Namun, pria berusia 40 tahun ini mengaku tidak akan ikut dengan gaya hidup mewah. Dia cukup membeli mobil Mobil Mitsubishi Xpander seharga Rp 301 juta."Yang penting sesuai fungsinya dan tidak kehujanan," ujarnya.
Nahol juga ingin menginvestasikan uang untuk usaha, daftar naik haji, membeli tanah baru, dan usaha lainnya. "Kita ini warga desa, hidup sederhana," imbuhnya.
Menurut Kepala Desa Sumurgeneng, Gihanto, jumlah mobil yang dibeli warga sudah mencapai 180 unit dengan beragam jenis.
Pembelian itu terjadi sejak pencairan pertama proyek pembebasan lahan untuk kilang minyak Pertamina-Rosneft, pada Maret 2020 silam. Hingga Februari 2021 ini sudah ada beberapa kali pencairan.
Dalam periode tersebut, desa itu banyak didatangi sales mobil. Mereka mondar-mandir mendatangi para warga yang baru saja mendapatkan ganti untung pembayaran tanah pembebasan.
Mobil-mobil baru bisa jadi akan terus berdatangan ke Desa Sumurgeneng dalam waktu dekat. Selama dua pekan terakhir, misalnya, beberapa warga membeli 17 mobil yang "tidak murah".

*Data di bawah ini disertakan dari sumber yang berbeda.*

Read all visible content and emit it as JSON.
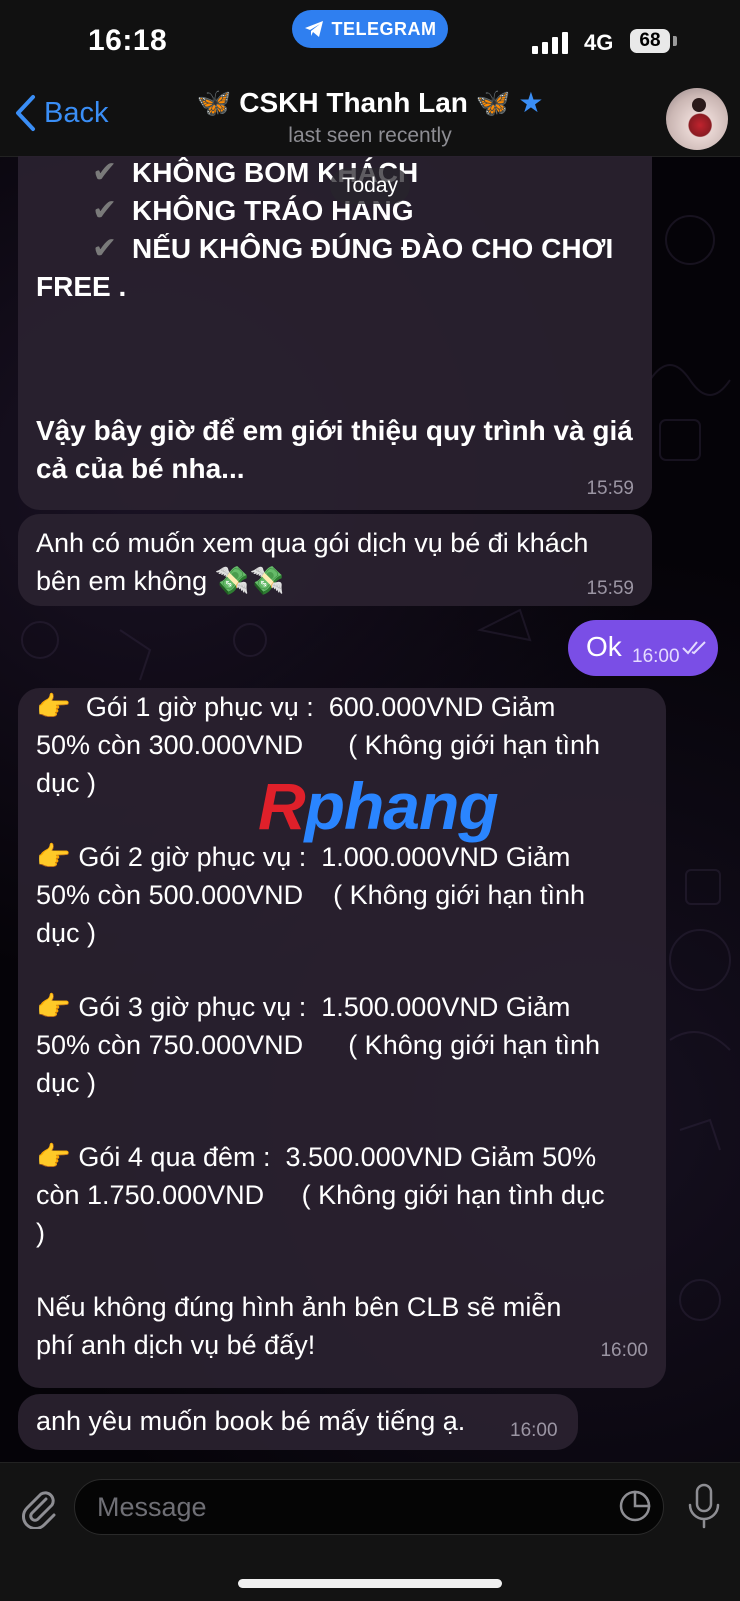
{
  "status_bar": {
    "time": "16:18",
    "app_pill": "TELEGRAM",
    "network": "4G",
    "battery": "68"
  },
  "header": {
    "back_label": "Back",
    "title_name": "CSKH Thanh Lan",
    "subtitle": "last seen recently"
  },
  "date_separator": "Today",
  "messages": [
    {
      "lines": [
        "KHÔNG BOM KHÁCH",
        "KHÔNG TRÁO HANG",
        "NẾU KHÔNG ĐÚNG ĐÀO CHO CHƠI",
        "FREE .",
        "Vậy bây giờ để em giới thiệu quy trình và giá",
        "cả của bé nha..."
      ],
      "time": "15:59"
    },
    {
      "lines": [
        "Anh có muốn xem qua gói dịch vụ bé đi khách",
        "bên em không"
      ],
      "time": "15:59"
    },
    {
      "text": "Ok",
      "time": "16:00",
      "outgoing": true
    },
    {
      "lines": [
        "Gói 1 giờ phục vụ :  600.000VND Giảm",
        "50% còn 300.000VND      ( Không giới hạn tình",
        "dục )",
        "Gói 2 giờ phục vụ :  1.000.000VND Giảm",
        "50% còn 500.000VND    ( Không giới hạn tình",
        "dục )",
        "Gói 3 giờ phục vụ :  1.500.000VND Giảm",
        "50% còn 750.000VND      ( Không giới hạn tình",
        "dục )",
        "Gói 4 qua đêm :  3.500.000VND Giảm 50%",
        "còn 1.750.000VND     ( Không giới hạn tình dục",
        ")",
        "Nếu không đúng hình ảnh bên CLB sẽ miễn",
        "phí anh dịch vụ bé đấy!"
      ],
      "time": "16:00"
    },
    {
      "text": "anh yêu muốn book bé mấy tiếng ạ.",
      "time": "16:00"
    }
  ],
  "watermark": {
    "first": "R",
    "rest": "phang"
  },
  "composer": {
    "placeholder": "Message"
  },
  "colors": {
    "accent": "#3a8ef6",
    "outgoing_bubble": "#7a4ee6",
    "incoming_bubble": "#2a2230"
  }
}
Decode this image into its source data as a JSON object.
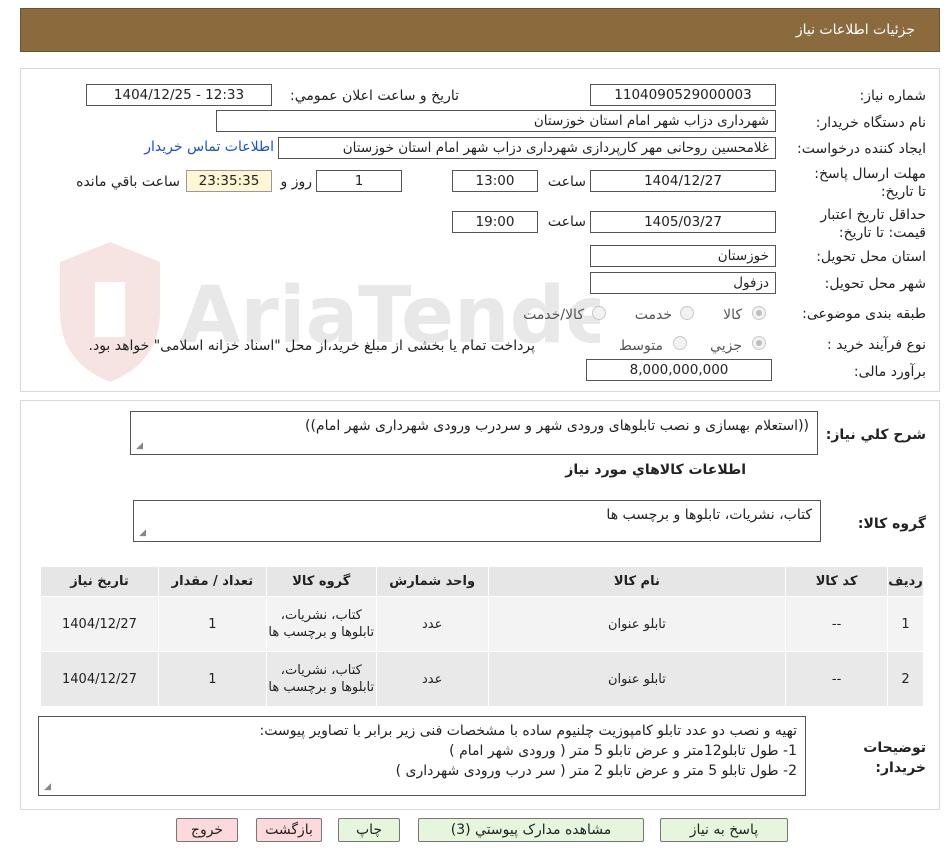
{
  "header": {
    "title": "جزئیات اطلاعات نیاز"
  },
  "form": {
    "need_number_label": "شماره نیاز:",
    "need_number": "1104090529000003",
    "announce_label": "تاریخ و ساعت اعلان عمومي:",
    "announce_value": "1404/12/25 - 12:33",
    "buyer_org_label": "نام دستگاه خریدار:",
    "buyer_org": "شهرداری دزاب شهر امام استان خوزستان",
    "requester_label": "ایجاد کننده درخواست:",
    "requester": "غلامحسین روحانی مهر کارپردازی شهرداری دزاب شهر امام استان خوزستان",
    "contact_link": "اطلاعات تماس خریدار",
    "deadline_label": "مهلت ارسال پاسخ: تا تاریخ:",
    "deadline_date": "1404/12/27",
    "time_label": "ساعت",
    "deadline_time": "13:00",
    "days_value": "1",
    "days_label": "روز و",
    "remaining_time": "23:35:35",
    "remaining_label": "ساعت باقي مانده",
    "price_validity_label": "حداقل تاریخ اعتبار قیمت: تا تاریخ:",
    "price_validity_date": "1405/03/27",
    "price_validity_time": "19:00",
    "province_label": "استان محل تحویل:",
    "province": "خوزستان",
    "city_label": "شهر محل تحویل:",
    "city": "دزفول",
    "category_label": "طبقه بندی موضوعی:",
    "category_options": [
      "کالا",
      "خدمت",
      "کالا/خدمت"
    ],
    "process_label": "نوع فرآیند خرید :",
    "process_options": [
      "جزیي",
      "متوسط"
    ],
    "payment_note": "پرداخت تمام یا بخشی از مبلغ خرید،از محل \"اسناد خزانه اسلامی\" خواهد بود.",
    "budget_label": "برآورد مالی:",
    "budget": "8,000,000,000"
  },
  "details": {
    "general_desc_label": "شرح کلي نیاز:",
    "general_desc": "((استعلام بهسازی و نصب تابلوهای ورودی شهر و سردرب ورودی شهرداری شهر امام))",
    "goods_info_title": "اطلاعات کالاهاي مورد نیاز",
    "goods_group_label": "گروه کالا:",
    "goods_group": "کتاب، نشریات، تابلوها و برچسب ها",
    "table": {
      "headers": [
        "ردیف",
        "کد کالا",
        "نام کالا",
        "واحد شمارش",
        "گروه کالا",
        "تعداد / مقدار",
        "تاریخ نیاز"
      ],
      "rows": [
        [
          "1",
          "--",
          "تابلو عنوان",
          "عدد",
          "کتاب، نشریات، تابلوها و برچسب ها",
          "1",
          "1404/12/27"
        ],
        [
          "2",
          "--",
          "تابلو عنوان",
          "عدد",
          "کتاب، نشریات، تابلوها و برچسب ها",
          "1",
          "1404/12/27"
        ]
      ]
    },
    "buyer_notes_label": "توضیحات خریدار:",
    "buyer_notes": [
      "تهیه و نصب دو عدد تابلو کامپوزیت چلنیوم ساده با مشخصات فنی زیر برابر با تصاویر پیوست:",
      "1- طول تابلو12متر و عرض تابلو 5 متر ( ورودی شهر امام )",
      "2- طول تابلو 5 متر و عرض تابلو 2 متر ( سر درب ورودی شهرداری )"
    ]
  },
  "buttons": {
    "reply": "پاسخ به نیاز",
    "attachments": "مشاهده مدارک پیوستي (3)",
    "print": "چاپ",
    "back": "بازگشت",
    "exit": "خروج"
  },
  "watermark": {
    "text": "AriaTender.neT"
  }
}
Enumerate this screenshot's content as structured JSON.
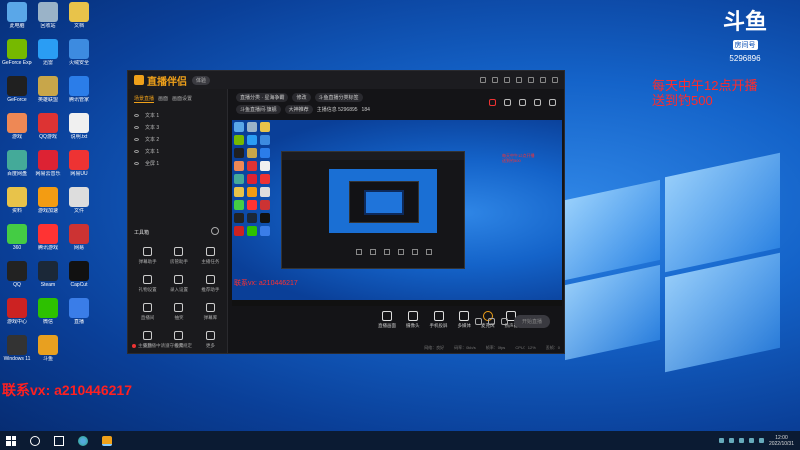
{
  "desktop": {
    "watermark": {
      "logo": "斗鱼",
      "sub": "房间号",
      "room": "5296896"
    },
    "promo_lines": [
      "每天中午12点开播",
      "送到钓500"
    ],
    "contact": "联系vx: a210446217",
    "icons": [
      {
        "label": "此电脑",
        "color": "#5aa7e8"
      },
      {
        "label": "回收站",
        "color": "#9ab3c8"
      },
      {
        "label": "文档",
        "color": "#e8c34a"
      },
      {
        "label": "GeForce Experience",
        "color": "#76b900"
      },
      {
        "label": "迅雷",
        "color": "#2a9df4"
      },
      {
        "label": "火绒安全",
        "color": "#3d8be0"
      },
      {
        "label": "GeForce",
        "color": "#202020"
      },
      {
        "label": "英雄联盟",
        "color": "#c8a64a"
      },
      {
        "label": "腾讯管家",
        "color": "#2b7de9"
      },
      {
        "label": "游戏",
        "color": "#e85"
      },
      {
        "label": "QQ游戏",
        "color": "#d33"
      },
      {
        "label": "说明.txt",
        "color": "#f0f0f0"
      },
      {
        "label": "百度网盘",
        "color": "#4a9"
      },
      {
        "label": "网易云音乐",
        "color": "#d23"
      },
      {
        "label": "网易UU",
        "color": "#e33"
      },
      {
        "label": "资料",
        "color": "#e8c34a"
      },
      {
        "label": "游戏加速",
        "color": "#f39c12"
      },
      {
        "label": "文件",
        "color": "#ddd"
      },
      {
        "label": "360",
        "color": "#4c4"
      },
      {
        "label": "腾讯游戏",
        "color": "#f33"
      },
      {
        "label": "网易",
        "color": "#c33"
      },
      {
        "label": "QQ",
        "color": "#222"
      },
      {
        "label": "Steam",
        "color": "#1b2838"
      },
      {
        "label": "CapCut",
        "color": "#111"
      },
      {
        "label": "游戏中心",
        "color": "#c22"
      },
      {
        "label": "微信",
        "color": "#2dc100"
      },
      {
        "label": "直播",
        "color": "#3a7de8"
      },
      {
        "label": "Windows 11",
        "color": "#333"
      },
      {
        "label": "斗鱼",
        "color": "#e8a020"
      }
    ]
  },
  "app": {
    "name": "直播伴侣",
    "badge": "体验",
    "tabs": [
      "场景直播",
      "画面",
      "画面设置"
    ],
    "scenes": [
      "文本 1",
      "文本 3",
      "文本 2",
      "文本 1",
      "全屏 1"
    ],
    "toolbox_title": "工具箱",
    "tools": [
      "弹幕助手",
      "房管助手",
      "主播任务",
      "礼物设置",
      "录入设置",
      "推荐助手",
      "直播间",
      "抽奖",
      "弹幕库",
      "竞猜",
      "投票",
      "更多"
    ],
    "notice": "主播直播中请遵守相关规定",
    "room": {
      "category": "直播分类",
      "category_value": "星海争霸",
      "edit": "修改",
      "title_chip": "斗鱼直播间·旗舰",
      "tag": "大神推荐",
      "notice_chip": "斗鱼直播分类标签",
      "room_label": "主播信息 5296895",
      "fans": "184"
    },
    "controls": [
      "直播画面",
      "摄像头",
      "手机投屏",
      "多媒体",
      "麦克风",
      "扬声器"
    ],
    "start_button": "开始直播",
    "status": [
      "网络：良好",
      "码率：0kb/s",
      "帧率：0fps",
      "CPU：12%",
      "丢帧：0"
    ]
  },
  "taskbar": {
    "time": "12:00",
    "date": "2022/10/31"
  }
}
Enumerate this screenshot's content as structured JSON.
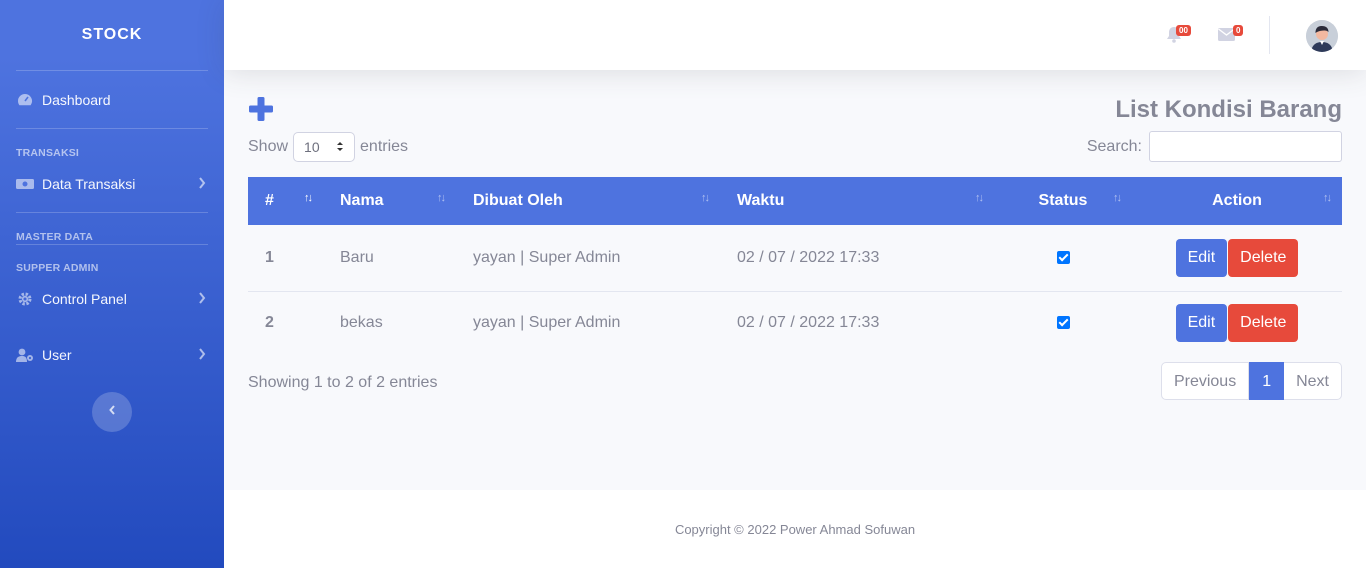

Selain membeli mobil, kata Gihanto, sejumlah warga menggunakan uang pembebasan lahan untuk membeli tanah dan membangun rumah.
Namun, hanya sedikit warga yang memakainya untuk membuka usaha.
"Warga yang menggunakan uangnya untuk usaha sangat minim, jadi jangan heran kalau di kampung sini cari warung makan saja susah," paparnya.
Ada upaya agar warga tidak konsumtif?
Untuk mengantisipasi gaya hidup konsumtif, pihak Kantor Kecamatan Jenu terus melakukan sosialisasi ke warga.
Di antaranya dilakukan pelatihan yang difasilitasi Pertamina bekerja sama dengan Lembaga Pengabdian dan Pengembangan Masyarakat (LPPM) Universitas Airlangga, Surabaya, bulan lalu.
Isi materinya termasuk pengelolaan keuangan keluarga, tidak bergaya hidup mewah dan tetap sederhana. Membelanjakan uang sesuai kepentingan dan kebutuhan sewajarnya.
Kegiatan pelatihan ini berlangsung di Desa Wadung, Desa Kali Untu dan Desa Sumurgeneng, Kecamatan Jenu.
"Kami berharap kehidupan masyarakat di desa tetap terjaga," kata Camat Maftuchin Reza.
Dia berharap sebutan kampung miliarder tidak membuat masyarakatnya jadi konsumtif, tetapi tetap menjadi warga desa yang sederhana.